Похвала Сергию - Дмитрий Михайлович Балашов
Шрифт:
Интервал:
Закладка:
У Василия раздулись ноздри, захотелось схватить ее в охапку и швырнуть в снег. Но Соня сделала шаг, еще шаг и, строго глянув, взявши его за предплечья, притянула к себе.
– Целуй! – сказала она и сама поцеловала его взасос, долго-долго, так что дыхание перехватило, невзирая на слуг, холопов, на сенных девушек, ратников и бояр.
Василий на миг закрыл глаза, вспомнил опять ту скирду и ее тогдашние шалые глаза и отбивающиеся руки.
– Изменилась, да? – спросила она грудным, слегка хрипловатым, прежним голосом. – Все думала о тебе! – добавила с легким упреком, поднося его ладони к своим щекам.
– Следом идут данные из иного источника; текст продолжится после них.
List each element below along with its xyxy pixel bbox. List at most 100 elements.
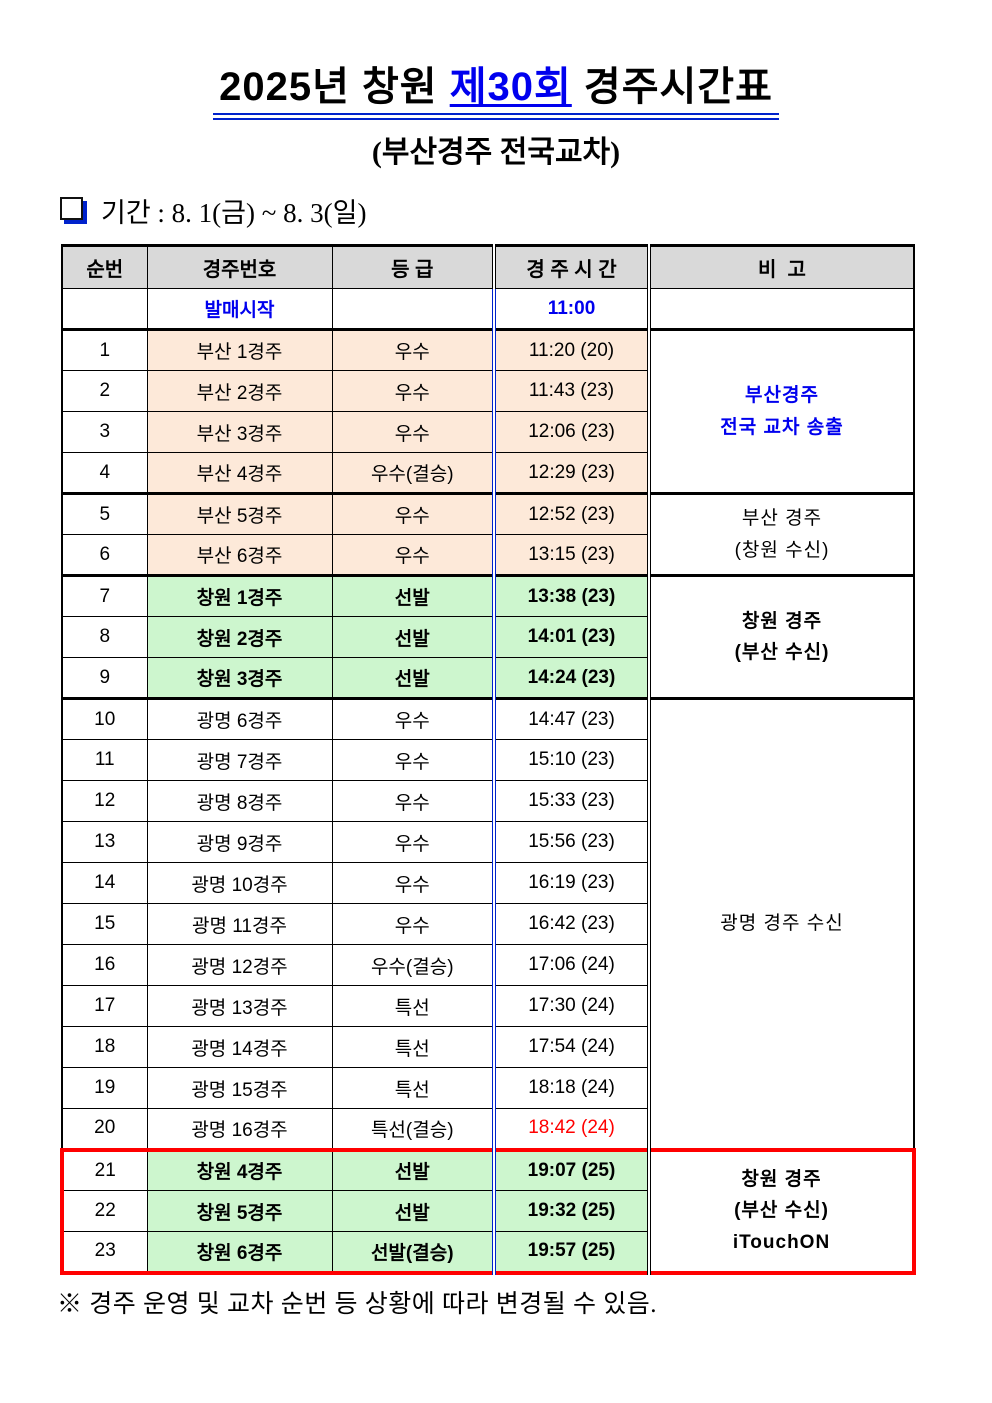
seq-cell: 10: [61, 697, 148, 740]
grade-cell: 선발(결승): [331, 1231, 495, 1275]
grade-cell: 우수: [331, 739, 495, 781]
table-row: 1 부산 1경주 우수 11:20 (20) 부산경주 전국 교차 송출: [61, 328, 915, 494]
time-cell: 17:54 (24): [492, 1026, 651, 1068]
col-header-race: 경주번호: [146, 245, 333, 289]
grade-cell: 우수: [331, 903, 495, 945]
time-cell: 12:06 (23): [492, 411, 651, 453]
note-line: 광명 경주 수신: [720, 913, 844, 935]
time-cell: 18:18 (24): [492, 1067, 651, 1109]
race-cell: 부산 5경주: [146, 492, 333, 535]
time-cell: 19:32 (25): [492, 1190, 651, 1232]
grade-cell: 우수: [331, 821, 495, 863]
grade-cell: 선발: [331, 1147, 495, 1191]
col-header-seq: 순번: [61, 245, 148, 289]
footnote: ※ 경주 운영 및 교차 순번 등 상황에 따라 변경될 수 있음.: [57, 1290, 658, 1318]
table-row: 4 부산 4경주 우수(결승) 12:29 (23): [61, 452, 914, 494]
time-cell: 18:42 (24): [492, 1108, 651, 1150]
grade-cell: 우수: [331, 370, 495, 412]
grade-cell: 우수: [331, 780, 495, 822]
table-row: 23 창원 6경주 선발(결승) 19:57 (25): [60, 1231, 914, 1275]
table-row: 13 광명 9경주 우수 15:56 (23): [61, 821, 914, 863]
period-label: 기간 : 8. 1(금) ~ 8. 3(일): [101, 198, 367, 228]
grade-cell: [331, 288, 495, 331]
seq-cell: 2: [61, 370, 148, 412]
seq-cell: 12: [61, 780, 148, 822]
note-line: 부산 경주: [741, 508, 823, 530]
race-cell: 광명 13경주: [146, 985, 333, 1027]
grade-cell: 특선(결승): [331, 1108, 495, 1150]
note-line: 창원 경주: [741, 1168, 822, 1190]
page-subtitle: (부산경주 전국교차): [371, 136, 621, 169]
seq-cell: 17: [61, 985, 148, 1027]
race-cell: 창원 2경주: [146, 616, 333, 658]
note-line: (부산 수신): [734, 1200, 829, 1222]
note-cell: 광명 경주 수신: [648, 697, 915, 1150]
note-cell: 부산경주 전국 교차 송출: [648, 328, 915, 494]
checkbox-icon: [60, 197, 83, 220]
grade-cell: 우수: [331, 492, 495, 535]
race-cell: 광명 10경주: [146, 862, 333, 904]
seq-cell: 21: [60, 1147, 148, 1191]
race-cell: 부산 1경주: [146, 328, 333, 371]
table-row: 6 부산 6경주 우수 13:15 (23): [61, 534, 914, 576]
seq-cell: 8: [61, 616, 148, 658]
time-cell: 14:24 (23): [492, 657, 651, 699]
table-row: 19 광명 15경주 특선 18:18 (24): [61, 1067, 914, 1109]
col-header-time: 경 주 시 간: [492, 245, 651, 289]
seq-cell: 3: [61, 411, 148, 453]
time-cell: 17:30 (24): [492, 985, 651, 1027]
note-cell: 창원 경주 (부산 수신): [648, 574, 915, 699]
race-cell: 광명 14경주: [146, 1026, 333, 1068]
title-prefix: 2025년 창원: [219, 65, 450, 109]
grade-cell: 선발: [331, 657, 495, 699]
grade-cell: 선발: [331, 1190, 495, 1232]
race-cell: 부산 6경주: [146, 534, 333, 576]
seq-cell: 14: [61, 862, 148, 904]
table-row: 5 부산 5경주 우수 12:52 (23) 부산 경주 (창원 수신): [61, 492, 915, 576]
time-cell: 12:52 (23): [492, 492, 651, 535]
table-row: 10 광명 6경주 우수 14:47 (23) 광명 경주 수신: [61, 697, 915, 1150]
note-cell: 창원 경주 (부산 수신) iTouchON: [648, 1147, 916, 1275]
table-row: 21 창원 4경주 선발 19:07 (25) 창원 경주 (부산 수신) iTouchON: [60, 1147, 916, 1275]
seq-cell: 13: [61, 821, 148, 863]
race-cell: 광명 8경주: [146, 780, 333, 822]
seq-cell: [61, 288, 148, 331]
seq-cell: 11: [61, 739, 148, 781]
seq-cell: 6: [61, 534, 148, 576]
seq-cell: 15: [61, 903, 148, 945]
col-header-grade: 등 급: [331, 245, 495, 289]
grade-cell: 우수: [331, 411, 495, 453]
grade-cell: 우수(결승): [331, 944, 495, 986]
presale-time: 11:00: [492, 288, 651, 331]
table-row: 22 창원 5경주 선발 19:32 (25): [60, 1190, 914, 1232]
time-cell: 13:15 (23): [492, 534, 651, 576]
time-cell: 15:33 (23): [492, 780, 651, 822]
table-row: 3 부산 3경주 우수 12:06 (23): [61, 411, 914, 453]
time-cell: 17:06 (24): [492, 944, 651, 986]
table-row: 18 광명 14경주 특선 17:54 (24): [61, 1026, 914, 1068]
race-cell: 광명 16경주: [146, 1108, 333, 1150]
race-cell: 광명 7경주: [146, 739, 333, 781]
note-line: 부산경주: [745, 385, 819, 407]
table-header: 순번 경주번호 등 급 경 주 시 간 비 고: [61, 245, 915, 289]
race-cell: 부산 4경주: [146, 452, 333, 494]
table-row: 14 광명 10경주 우수 16:19 (23): [61, 862, 914, 904]
race-cell: 창원 5경주: [146, 1190, 333, 1232]
table-row: 7 창원 1경주 선발 13:38 (23) 창원 경주 (부산 수신): [61, 574, 915, 699]
note-line: (창원 수신): [734, 539, 830, 561]
time-cell: 12:29 (23): [492, 452, 651, 494]
race-cell: 광명 15경주: [146, 1067, 333, 1109]
note-line: (부산 수신): [734, 642, 830, 663]
grade-cell: 우수: [331, 534, 495, 576]
grade-cell: 선발: [331, 574, 495, 617]
note-cell: [648, 288, 915, 331]
table-row: 17 광명 13경주 특선 17:30 (24): [61, 985, 914, 1027]
table-row: 2 부산 2경주 우수 11:43 (23): [61, 370, 914, 412]
title-block: 2025년 창원 제30회 경주시간표 (부산경주 전국교차): [0, 0, 992, 171]
header-row: 순번 경주번호 등 급 경 주 시 간 비 고: [61, 245, 915, 289]
table-row: 9 창원 3경주 선발 14:24 (23): [61, 657, 914, 699]
table-row: 12 광명 8경주 우수 15:33 (23): [61, 780, 914, 822]
grade-cell: 특선: [331, 1026, 495, 1068]
note-line: 창원 경주: [741, 610, 823, 632]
Василий стоял, все больше и больше узнавая ее прежнюю. В голове вертелся какой-то огненно-праздничный вихрь. Он еще ничего толком не понимал, не чуял, но Соня уже поняла все. Протянула свою ладошку, коснулась его щеки.
– Возмужал! – сказала. – Уже не мальчик, великий князь! – прибавила уважительно, заглядывая ему в глаза, а Василий именно теперь почуял себя перед нею глупым до того, что впору было заплакать. – У вас пост? – вновь вопросила она, – Ничего! Ты мне пока Москву покажешь и познакомишь с твоими родными!
И только когда она уже повернулась к нему спиной и взялась за рукояти дверей, собираясь влезать в возок, он понял, что любит ее по-прежнему, и, оттолкнув слугу, кинулся к ней помочь. Поднял, не чуя тяжести, замедлив движение рук, а она опять, полуобернувшись к нему, насмешливо молвила:
– Прощай до Москвы!
Дверцы возка захлопнулись, Князь, справившись с собою, вдел ногу в стремя, взмыл в седло, круто заворотил коня. Морозный ветер бил ему в лицо, остужая щеки, а он скакал и повторял одно, убеждая себя и все еще не веря: «Люблю, люблю, люблю!»
Глава третья
Киприан, усевшись на вожделенный владимирский стол, проявил энергию, не свойственную его возрасту. Помимо дел церковных, зело запутанных (иные попы, ставленные Пименом по мзде, не разумели и грамоте. Таковых приходилось лишать сана и отправлять либо в мир, либо послушниками в монастыри), помимо исправления литургии, перевода греческих книг, помимо сочинения жития митрополита Петра, Киприан вникал во все хозяйственные заботы, шерстил данщиков, твердою рукою подавляя возникающий ропот, собирал недоданное за прошедший год, тут же щедро помогал князю восстанавливать погоревшую Москву, служил обедни, поставлял попов, крестил боярских и княжеских чад, отпевал сановитых покойников, заботил себя росписью и украшением московских и владимирских храмов.
Ивану Федорову, дабы не потерять прибыльного места владычного данщика, приходилось сутками не слезать с седла, мотаясь с поручениями Киприана по всей волостке. Он только крякал, соображая, что при Пимене было ему легче во сто крат. Тем паче новый владыка затеял мену селами с князем Василием, и приходило объезжать все эти села, успокаивая народ. Не успели избыть ту беду, а Киприан уже кивает Ивану Федорову:
– Готовься! Скоро должно будет нам с тобою ехать в Тверь, неспокойно тамо!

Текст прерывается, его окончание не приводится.